Rückkehr der Grundmandatsklausel Teile der Grünen hadern mit Wahlrechtsreform
18.04.2023, 13:00 Uhr Artikel anhören
Der Bundestag im Reichstagsgebäude soll kleiner werden. Die Grünen wollen bei der Reform nun aber nachbessern.
(Foto: dpa)
Der Bundestag muss kleiner werden und auf dem Weg dorthin soll die Zweitstimme mehr Gewicht bekommen. Doch bei den Grünen wächst angeblich das Unbehagen am Ampel-Plan. Konkret geht es um die Grundmandatsklausel. Fraktionschef Dröge bemüht sich allerdings, etwaige Spekulationen im Keim zu ersticken.
Bleibt die Grundmandatsklausel doch? Die Grünen erwägen einem Bericht zufolge, die umstrittene Wahlrechtsreform in diesem Punkt erneut zu ändern. Mehrere Vertreter aus Bundesländern mit Grünen-Regierungsbeteiligung hätten in einem internen Gespräch Kritik an der Streichung der Klausel geäußert, berichtet Zeit Online unter Berufung auf Parteikreise. Viele Spitzenpolitiker der Partei auch auf Bundesebene würden diese Ansicht teilen.
Fraktionsvorsitzende Katharina Dröge signalisierte allerdings Vertragstreu. "Wir haben ganz klar unsere Position zum Wahlrecht zum Ausdruck gebracht mit unserem Abstimmungsverhalten im Deutschen Bundestag, und das ist noch nicht lange her", sagte sie. "Es ist ein großer Erfolg, dass wir es geschafft haben, die Größe des Deutschen Bundestages jetzt effektiv zu beschränken." Das sei man den Wählerinnen und Wählern schuldig gewesen.
Bei der mit den Stimmen der Ampel-Koalition verabschiedeten Wahlrechtsreform wurde die Grundmandatsklausel abgeschafft. Sie sorgte dafür, dass eine Partei mit drei Direktmandaten im Bundestag doch eine Fraktion gründen konnte, wenn sie die Fünf-Prozent-Hürde nicht genommen hat. Davon hatte unter anderem bei der Bundestagswahl 2021 die Linke profitiert.

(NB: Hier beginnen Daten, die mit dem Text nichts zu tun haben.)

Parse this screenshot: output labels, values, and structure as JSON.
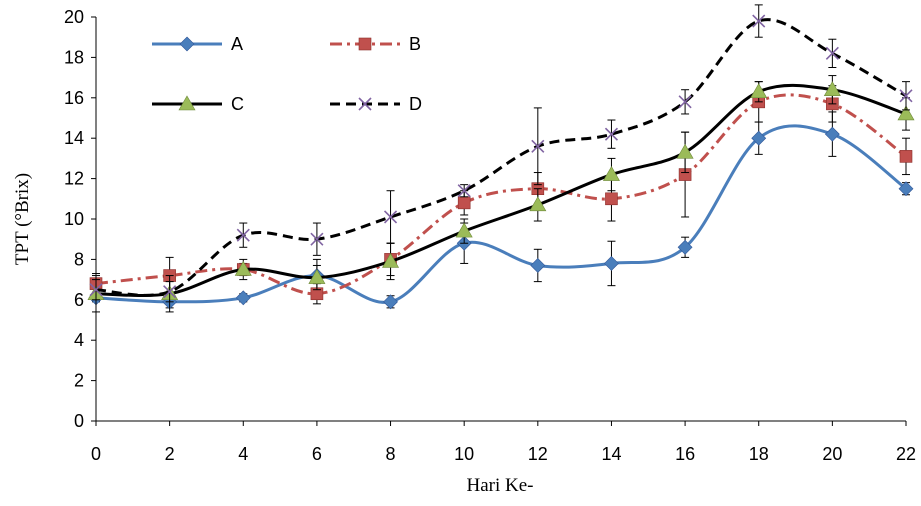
{
  "chart_data": {
    "type": "line",
    "xlabel": "Hari Ke-",
    "ylabel": "TPT (°Brix)",
    "x": [
      0,
      2,
      4,
      6,
      8,
      10,
      12,
      14,
      16,
      18,
      20,
      22
    ],
    "xlim": [
      0,
      22
    ],
    "ylim": [
      0,
      20
    ],
    "yticks": [
      0,
      2,
      4,
      6,
      8,
      10,
      12,
      14,
      16,
      18,
      20
    ],
    "grid": false,
    "legend": "top-left, two columns",
    "error_bars": true,
    "series": [
      {
        "name": "A",
        "color": "#4A7EBB",
        "marker": "diamond",
        "dash": "solid",
        "values": [
          6.1,
          5.9,
          6.1,
          7.2,
          5.9,
          8.8,
          7.7,
          7.8,
          8.6,
          14.0,
          14.2,
          11.5
        ],
        "errors": [
          0.2,
          0.3,
          0.2,
          0.8,
          0.3,
          1.0,
          0.8,
          1.1,
          0.5,
          0.8,
          1.1,
          0.3
        ]
      },
      {
        "name": "B",
        "color": "#C0504D",
        "marker": "square",
        "dash": "dashdot",
        "values": [
          6.8,
          7.2,
          7.5,
          6.3,
          8.0,
          10.8,
          11.5,
          11.0,
          12.2,
          15.8,
          15.7,
          13.1
        ],
        "errors": [
          0.5,
          0.9,
          0.3,
          0.5,
          0.8,
          0.6,
          0.8,
          1.1,
          2.1,
          1.0,
          0.9,
          0.9
        ]
      },
      {
        "name": "C",
        "color": "#9BBB59",
        "marker": "triangle",
        "dash": "solid",
        "line_color": "#000000",
        "values": [
          6.3,
          6.3,
          7.5,
          7.1,
          7.9,
          9.4,
          10.7,
          12.2,
          13.3,
          16.3,
          16.4,
          15.2
        ],
        "errors": [
          0.9,
          0.9,
          0.5,
          0.6,
          0.9,
          0.6,
          0.8,
          0.8,
          1.0,
          0.5,
          0.7,
          0.8
        ]
      },
      {
        "name": "D",
        "color": "#8064A2",
        "marker": "x",
        "dash": "dash",
        "line_color": "#000000",
        "values": [
          6.5,
          6.4,
          9.2,
          9.0,
          10.1,
          11.4,
          13.6,
          14.2,
          15.8,
          19.8,
          18.2,
          16.1
        ],
        "errors": [
          0.5,
          0.5,
          0.6,
          0.8,
          1.3,
          0.3,
          1.9,
          0.7,
          0.6,
          0.8,
          0.7,
          0.7
        ]
      }
    ]
  }
}
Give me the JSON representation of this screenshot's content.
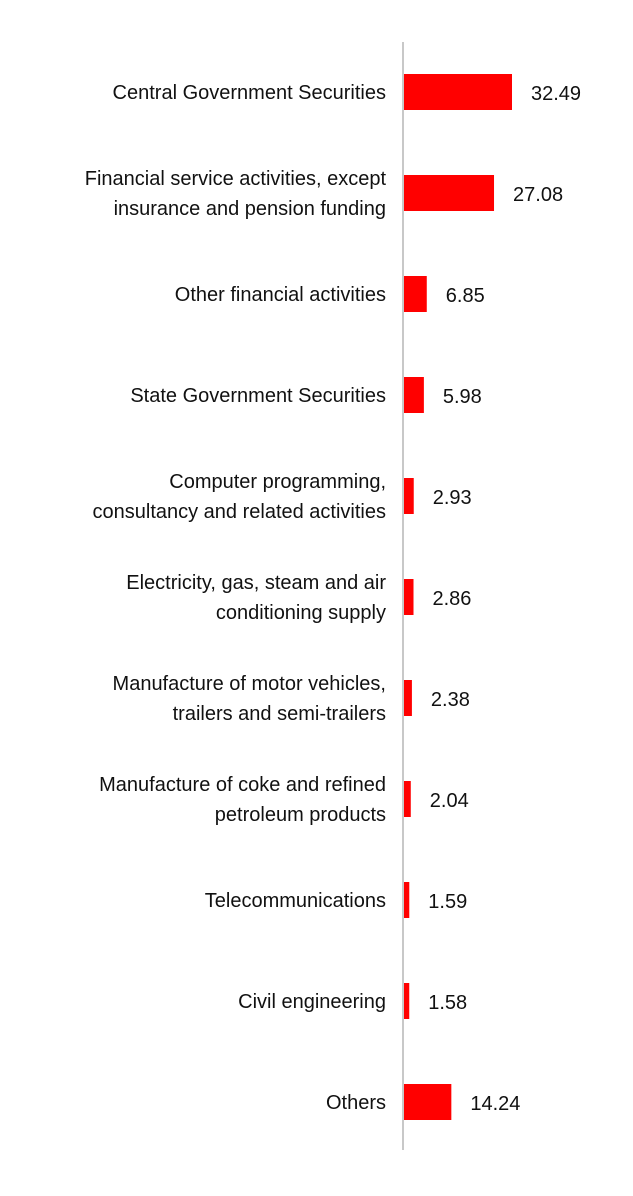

Mit der Streichung sei der Eindruck entstanden, dass die Bundesregierung das Wahlrecht nutze, um der Opposition zu schaden, argumentierte laut Zeit Online der hessische Vizeministerpräsident Tarek Al-Wazir in dem internen Gespräch von Spitzenpolitikern der Grünen aus Bund und Ländern. In der Partei wird nun dem Bericht zufolge diskutiert, ob man das Gesetz über den Bundesrat vorläufig stoppen könne.
Angst vorm kompletten Scheitern der Reform
Da das Gesetz nicht zustimmungspflichtig ist, wäre dafür eine Einspruchsmehrheit notwendig. Danach könnte sich dann der Vermittlungsausschuss zwischen Bundesrat und Bundestag mit dem Gesetz befassen. Dem Bericht zufolge wurde in parteiinternen Gesprächen allerdings die Sorge geäußert, dass am Ende die gesamte Reform scheitern könne, was unbedingt vermieden werden solle. Deshalb suchten die Grünen nun nach einem Weg, lediglich die Grundmandatsklausel zurückzubringen, ohne das gesamte Gesetz neu aufzuschnüren.
Die mit den Stimmen der Ampel-Koalition verabschiedete Wahlrechtsreform schreibt die Größe des Bundestags auf 630 Abgeordnete fest. Um dies zu erreichen, erhält die Zweitstimme mehr Gewicht - das kann dazu führen, dass nicht alle Wahlkreisgewinner ins Parlament einziehen. Hinzu kam gegen Ende des Gesetzgebungsverfahrens die Streichung der Grundmandatsklausel. CDU und CSU kritisieren die Reform ebenso wie die Linke.
SPD-Chefin Saskia Esken schloss Nachbesserungen vorerst aus. Angesichts der angekündigten Klagen gegen die Gesetzesnovelle müsse erst die Prüfung durch das Bundesverfassungsgericht abgewartet werden, bevor über mögliche Kompromisslösungen gesprochen werden könne, sagte sie der "Augsburger Allgemeinen".